Abstract

The article is an analysis of the writings of Indro Montanelli about sociology. Montanelli, probably the best known Italian journalist of the XXth Century, was, admittedly, an opponent of sociology, which he considered a pseudo-science, able only to repeat self-evident truths in an unnecessarily complicated language. Montanelli’s opposition to sociology is frequently expressed in an ironic form (and Francesco Alberoni is the main target of these ironies), but sometimes it gives rise to more complex and original analysis, as when in some post-war articles, he highlights what, in his opinion, is a link between the spread of polls and the dangers of disguised forms of totalitarianism. At the origin of Montanellian opposition to sociology lies the adherence to a pessimistic view of man and the rejection of what Wrong called the «oversocialized conception of man». From the re-reading of Montanelli’s articles on the subject, however, the appreciation for some classics of sociology such as Weber, Sombart and Pareto emerges.

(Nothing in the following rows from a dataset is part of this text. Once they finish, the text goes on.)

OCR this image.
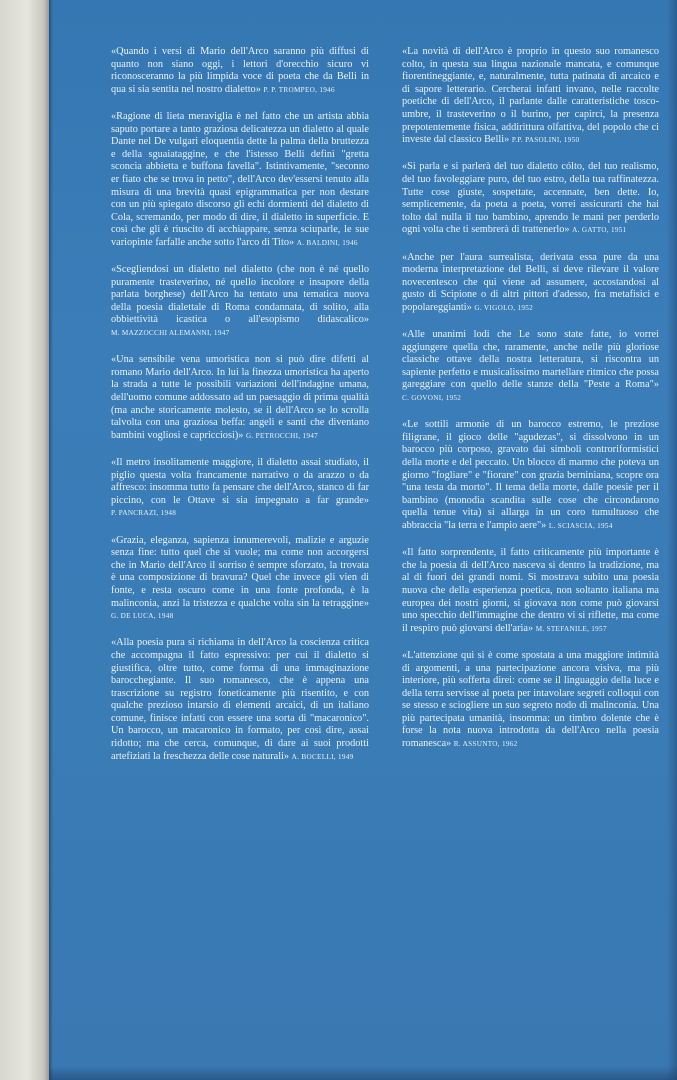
«Quando i versi di Mario dell'Arco saranno più diffusi di quanto non siano oggi, i lettori d'orecchio sicuro vi riconosceranno la più limpida voce di poeta che da Belli in qua si sia sentita nel nostro dialetto» P. P. TROMPEO, 1946

«Ragione di lieta meraviglia è nel fatto che un artista abbia saputo portare a tanto graziosa delicatezza un dialetto al quale Dante nel De vulgari eloquentia dette la palma della bruttezza e della sguaiataggine, e che l'istesso Belli definì "gretta sconcia abbietta e buffona favella". Istintivamente, "seconno er fiato che se trova in petto", dell'Arco dev'essersi tenuto alla misura di una brevità quasi epigrammatica per non destare con un più spiegato discorso gli echi dormienti del dialetto di Cola, scremando, per modo di dire, il dialetto in superficie. E così che gli è riuscito di acchiappare, senza sciuparle, le sue variopinte farfalle anche sotto l'arco di Tito» A. BALDINI, 1946

«Scegliendosi un dialetto nel dialetto (che non è né quello puramente trasteverino, né quello incolore e insapore della parlata borghese) dell'Arco ha tentato una tematica nuova della poesia dialettale di Roma condannata, di solito, alla obbiettività icastica o all'esopismo didascalico» M. MAZZOCCHI ALEMANNI, 1947

«Una sensibile vena umoristica non si può dire difetti al romano Mario dell'Arco. In lui la finezza umoristica ha aperto la strada a tutte le possibili variazioni dell'indagine umana, dell'uomo comune addossato ad un paesaggio di prima qualità (ma anche storicamente molesto, se il dell'Arco se lo scrolla talvolta con una graziosa beffa: angeli e santi che diventano bambini vogliosi e capricciosi)» G. PETROCCHI, 1947

«Il metro insolitamente maggiore, il dialetto assai studiato, il piglio questa volta francamente narrativo o da arazzo o da affresco: insomma tutto fa pensare che dell'Arco, stanco di far piccino, con le Ottave si sia impegnato a far grande» P. PANCRAZI, 1948

«Grazia, eleganza, sapienza innumerevoli, malizie e arguzie senza fine: tutto quel che si vuole; ma come non accorgersi che in Mario dell'Arco il sorriso è sempre sforzato, la trovata è una composizione di bravura? Quel che invece gli vien di fonte, e resta oscuro come in una fonte profonda, è la malinconia, anzi la tristezza e qualche volta sin la tetraggine» G. DE LUCA, 1948

«Alla poesia pura si richiama in dell'Arco la coscienza critica che accompagna il fatto espressivo: per cui il dialetto si giustifica, oltre tutto, come forma di una immaginazione barocchegiante. Il suo romanesco, che è appena una trascrizione su registro foneticamente più risentito, e con qualche prezioso intarsio di elementi arcaici, di un italiano comune, finisce infatti con essere una sorta di "macaronico". Un barocco, un macaronico in formato, per così dire, assai ridotto; ma che cerca, comunque, di dare ai suoi prodotti artefiziati la freschezza delle cose naturali» A. BOCELLI, 1949

«La novità di dell'Arco è proprio in questo suo romanesco colto, in questa sua lingua nazionale mancata, e comunque fiorentineggiante, e, naturalmente, tutta patinata di arcaico e di sapore letterario. Cercherai infatti invano, nelle raccolte poetiche di dell'Arco, il parlante dalle caratteristiche tosco-umbre, il trasteverino o il burino, per capirci, la presenza prepotentemente fisica, addirittura olfattiva, del popolo che ci investe dal classico Belli» P.P. PASOLINI, 1950

«Si parla e si parlerà del tuo dialetto cólto, del tuo realismo, del tuo favoleggiare puro, del tuo estro, della tua raffinatezza. Tutte cose giuste, sospettate, accennate, ben dette. Io, semplicemente, da poeta a poeta, vorrei assicurarti che hai tolto dal nulla il tuo bambino, aprendo le mani per perderlo ogni volta che ti sembrerà di trattenerlo» A. GATTO, 1951

«Anche per l'aura surrealista, derivata essa pure da una moderna interpretazione del Belli, si deve rilevare il valore novecentesco che qui viene ad assumere, accostandosi al gusto di Scipione o di altri pittori d'adesso, fra metafisici e popolareggianti» G. VIGOLO, 1952

«Alle unanimi lodi che Le sono state fatte, io vorrei aggiungere quella che, raramente, anche nelle più gloriose classiche ottave della nostra letteratura, si riscontra un sapiente perfetto e musicalissimo martellare ritmico che possa gareggiare con quello delle stanze della "Peste a Roma"» C. GOVONI, 1952

«Le sottili armonie di un barocco estremo, le preziose filigrane, il gioco delle "agudezas", si dissolvono in un barocco più corposo, gravato dai simboli controriformistici della morte e del peccato. Un blocco di marmo che poteva un giorno "fogliare" e "fiorare" con grazia berniniana, scopre ora "una testa da morto". Il tema della morte, dalle poesie per il bambino (monodia scandita sulle cose che circondarono quella tenue vita) si allarga in un coro tumultuoso che abbraccia "la terra e l'ampio aere"» L. SCIASCIA, 1954

«Il fatto sorprendente, il fatto criticamente più importante è che la poesia di dell'Arco nasceva sì dentro la tradizione, ma al di fuori dei grandi nomi. Si mostrava subito una poesia nuova che della esperienza poetica, non soltanto italiana ma europea dei nostri giorni, si giovava non come può giovarsi uno specchio dell'immagine che dentro vi si riflette, ma come il respiro può giovarsi dell'aria» M. STEFANILE, 1957

«L'attenzione qui si è come spostata a una maggiore intimità di argomenti, a una partecipazione ancora visiva, ma più interiore, più sofferta direi: come se il linguaggio della luce e della terra servisse al poeta per intavolare segreti colloqui con se stesso e sciogliere un suo segreto nodo di malinconia. Una più partecipata umanità, insomma: un timbro dolente che è forse la nota nuova introdotta da dell'Arco nella poesia romanesca» R. ASSUNTO, 1962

Some of his texts also lead to the hypothesis that his approach to reality tended, in an intuitive way, beyond any disciplinary rigor, towards a different idea of sociology, based on the ability to observe everyday life, and on the interpretation of social reality as a form of theatrical representation.The article therefore intends to capture in Montanelli’s texts on sociology a more nuanced and articulated position than the pure and simple refusal of the discipline. The analysis proposed by the article, illuminating some little-known aspects of one of the most followed opinion-leaders of Italian journalism, provides a significant contribution to understanding the difficult process of institutionalization of sociology in Italy.